The Co-op has poured fuel on the grocery price-cutting fire

Britain's biggest convenience store chain is 'investing' £125m in lower prices.

by Jack Torrance
Last Updated: 16 Jul 2015

Britain's dalliance with deflation may have been short-lived but it seems there's still life in the grocery price war. The Co-operative, Britain's fifth-largest food retailer and the biggest chain of convenience stores, said today that it will 'invest' £125m in cutting the price of fresh fruit veg.

The company says the price of 'some' fresh produce will be halved and that it's introducing a new revolving promotion, 'the fresh three', which will offer various packs of greens for the ludicrously low price of 39p each - starting with inceberg lettuce, carrots and cucumber. 

'Food retailing remains highly competitive and we have responded to provide customers with great prices and fresh, quality produce at each of our stores,' said Steve Murrells, the Co-operative Group's retail chief executive. 'This makes our price investment the biggest by a convenience retailer, providing consumers across the length and breadth of the UK with lower priced produce and helping them to keep shopping in their neighbourhood.'

Of course, you can't really 'invest' in low prices – it's a particularly annoying piece of jargon used by most of the big grocers, seemingly designed to convince shareholders that a race to the bottom is a good thing. But amid intense competition from discount supermarkets, it might seem like a necessary short-term step to maintain market share. According to Kantar Worldpanel, The Co-op's share of the grocery market has slipped from 6.8% in 2012 to 6% last month. Last week Moody's warned that Tesco, Sainsbury's and Morrisons couldn't afford to keep cutting much longer, but it seems the Co-op sees things differently.

Though it's certainly lost ground, the Co-op does have an edge on other grocers - its focus on convenience stores. 'Consumers are shopping differently, buying little, more frequently and, increasingly swapping the weekly shop for purchasing what they need, when they need it,' Murrells said.
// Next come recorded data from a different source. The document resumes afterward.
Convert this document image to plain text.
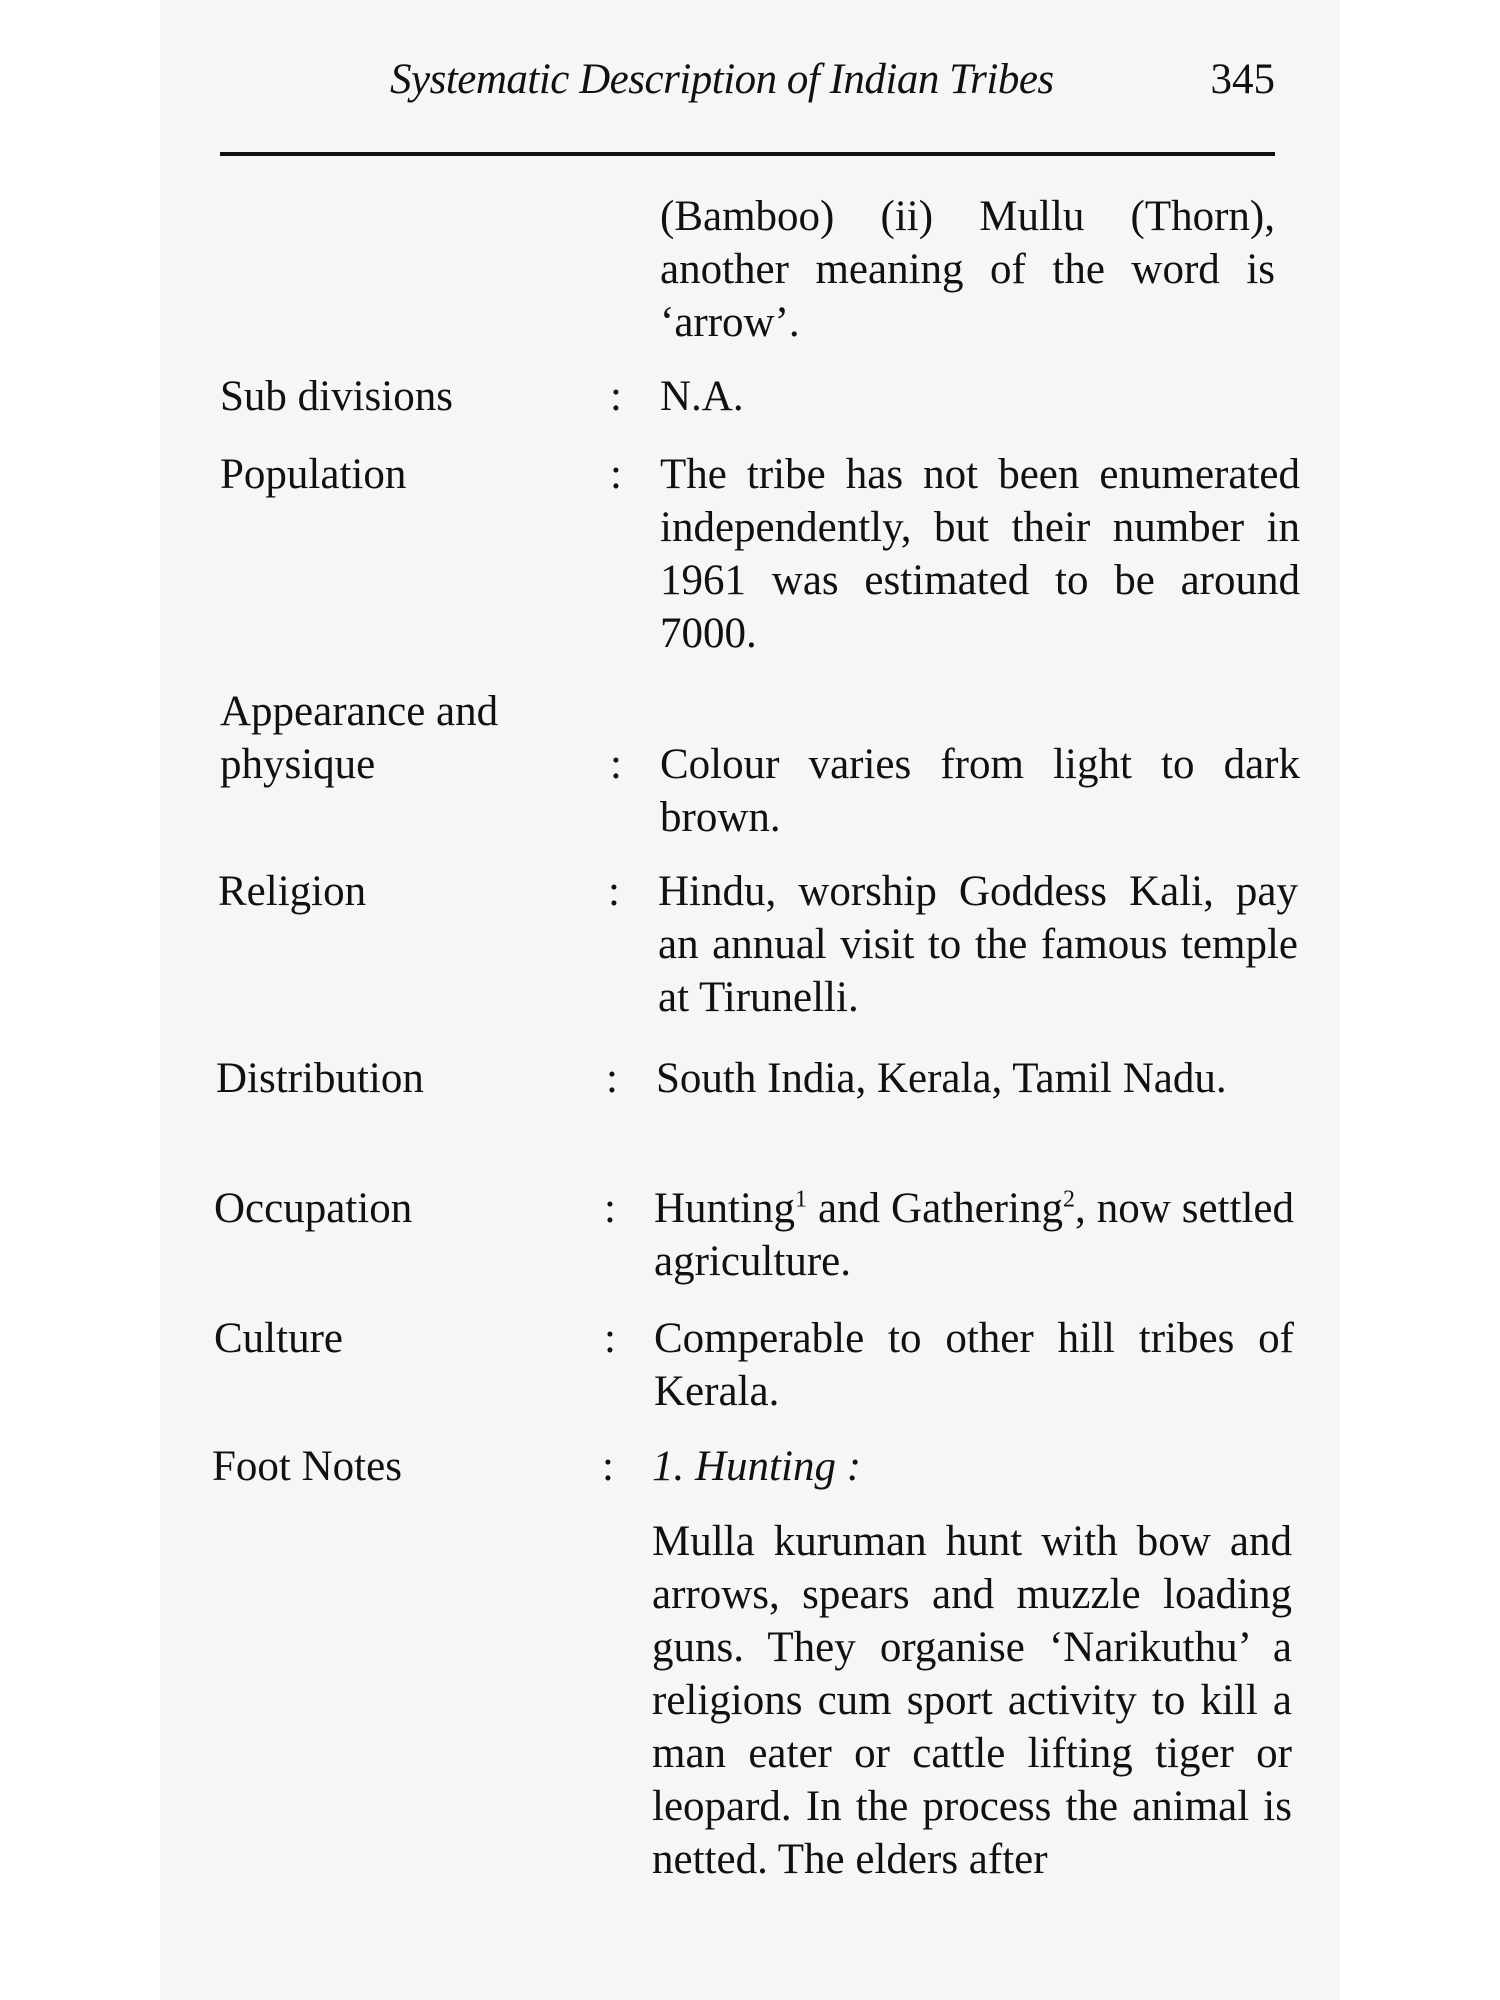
Systematic Description of Indian Tribes	345
(Bamboo) (ii) Mullu (Thorn), another meaning of the word is ‘arrow’.
Sub divisions	: N.A.
Population	: The tribe has not been enumerated independently, but their number in 1961 was estimated to be around 7000.
Appearance and
physique	: Colour varies from light to dark brown.
Religion	: Hindu, worship Goddess Kali, pay an annual visit to the famous temple at Tirunelli.
Distribution	: South India, Kerala, Tamil Nadu.
Occupation	: Hunting$^1$ and Gathering$^2$, now settled agriculture.
Culture	: Comperable to other hill tribes of Kerala.
Foot Notes	: 1. Hunting :

Mulla kuruman hunt with bow and arrows, spears and muzzle loading guns. They organise ‘Narikuthu’ a religions cum sport activity to kill a man eater or cattle lifting tiger or leopard. In the process the animal is netted. The elders after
While Tesco and Sainsbury's have found their out-of-town behemoths to be increasingly empty, hungry customers have been hitting the high street in their droves, leaving the big supermarkets in a rush to open smaller shops. The Co-op's well ahead of them. On the other hand, it's failed to reap the rewards of online sales that its competitors have, so things aren't all hunky-dory.

While it might seem like consumers have never had it so good, there are serious downsides to the bitterly fought price war. Retailers risk permanently destroying their own margins in a futile bid to maintain market share, while suppliers further down the supply chain get squeezed for all they're worth. For now though it seems grocers feel the main attraction for shoppers is low prices - and looking at Aldi and Lidl's explosive growth it seems hard to blame them.